IF you’re smart, here are 22 ways you will use QR codes in health care.
- Billboards advertising hospitals and medical groups will have QR codes so travelers can get more information about facilities or get directions to the closest Emergency Department, Urgent Care or family practice.
- Television advertising for pharmaceuticals will have QR codes so viewers can get more information on the spot.
- Healthcare facilities will have QR codes for all types of information and videos that providers and nurses will instruct patients to scan based on their health problems.
- Magazines and newspapers will have QR codes that readers can scan to get health information and health product coupons.
- Scanning QR codes when exercising or purchasing healthy foods will get you reward points with your health plan, your doctor or your employer.
- Comparison of foods that you should or should not buy in grocery stores based on your individual health problems will be easy when you scan the food’s QR codes.
- Caregivers will scan QR codes to receive information and videos for caring for their loved one at home.
- When purchasing over the counter medications, vitamins and supplements, you will scan the QR to make sure the medication isn’t contraindicated for any prescription medication you are taking.
- Scanning the QR code on food or cleaning products will let you know if they contain anything that you are allergic to.
- At health fairs, attendees will scan QR codes for more information on health topics and your facility and services.
- Disposable diapers will each come with a unique QR code that Moms (and babies) can scan to get childcare tips, games, songs and medical advice.

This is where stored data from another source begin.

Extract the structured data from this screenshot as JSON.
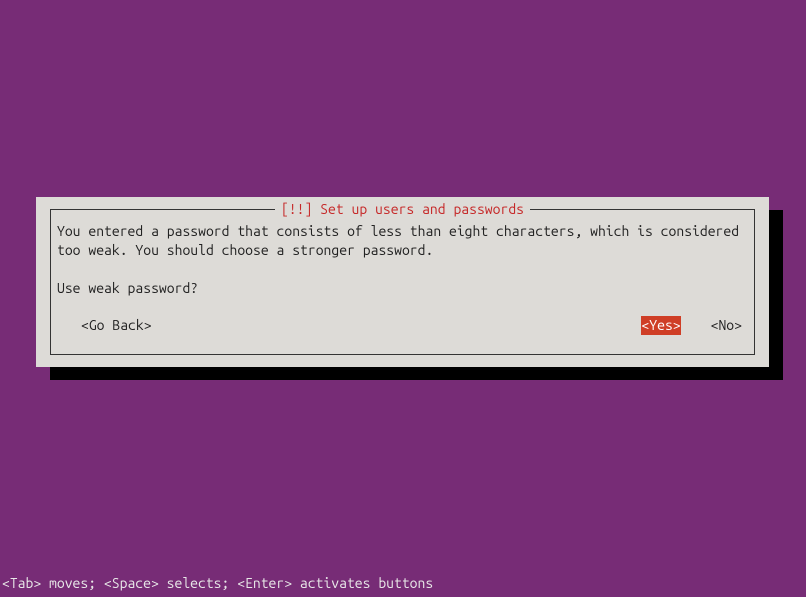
{
  "dialog": {
    "title": "[!!] Set up users and passwords",
    "message": "You entered a password that consists of less than eight characters, which is considered too weak. You should choose a stronger password.",
    "question": "Use weak password?",
    "buttons": {
      "go_back": "<Go Back>",
      "yes": "<Yes>",
      "no": "<No>"
    },
    "selected": "yes"
  },
  "footer": "<Tab> moves; <Space> selects; <Enter> activates buttons"
}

- Urgent Care facilities and Emergency Rooms will have QR codes for instant access to wait times.
- QR codes in healthcare facilities will let users download helpful mobile healthcare applications like those that help you control your chronic illness or lose weight.
- In print advertising for physicians, potential patients will scan the QR code to view the physicians talking about their background, their specialties and their desire to have you as a new patient!
- Referring patients to facilities or specialty practices will be much easier when patients scan the QR code for the referral and receive information, instructions and directions to the appointment.
- Healthcare facilities will give out t-shirts and carrying bags promoting their services and the QR codes on them will spread the word to others. (Yes, people will scan each others’ t-shirt codes!)
- Patients taking home halter monitors and CPAPs will be able to scan the QR code on the machine to get a “how-to” video on using it.
- Patients taking home sample medications from physician offices will have QR codes on the bag to scan to remember how they are to take the samples.
- Temporary tattoo QR codes will identify those patients who won’t wear identifying bracelets, have dementia, or tend to wander away.
- Hospital patients will scan the menu broadcast on their TV to order their daily meals.
- If you are going to be late to your doctor’s appointment, you will scan a QR code to email an alert to the office that you are on the way. (Wait, maybe that’s too easy!)
- Pharmacies will have QRs loaded with prescription prices by insurance company plan on their website so providers can compare different drugs and chose the best drug for the patient at the best price.
Those of you wishing to check this can get one of these apps for your camera smart phone. You can also obtain a web camera app if you don’t have a camera smart phone.
All of these QR apps can be downloaded from the download.cnet.com web site.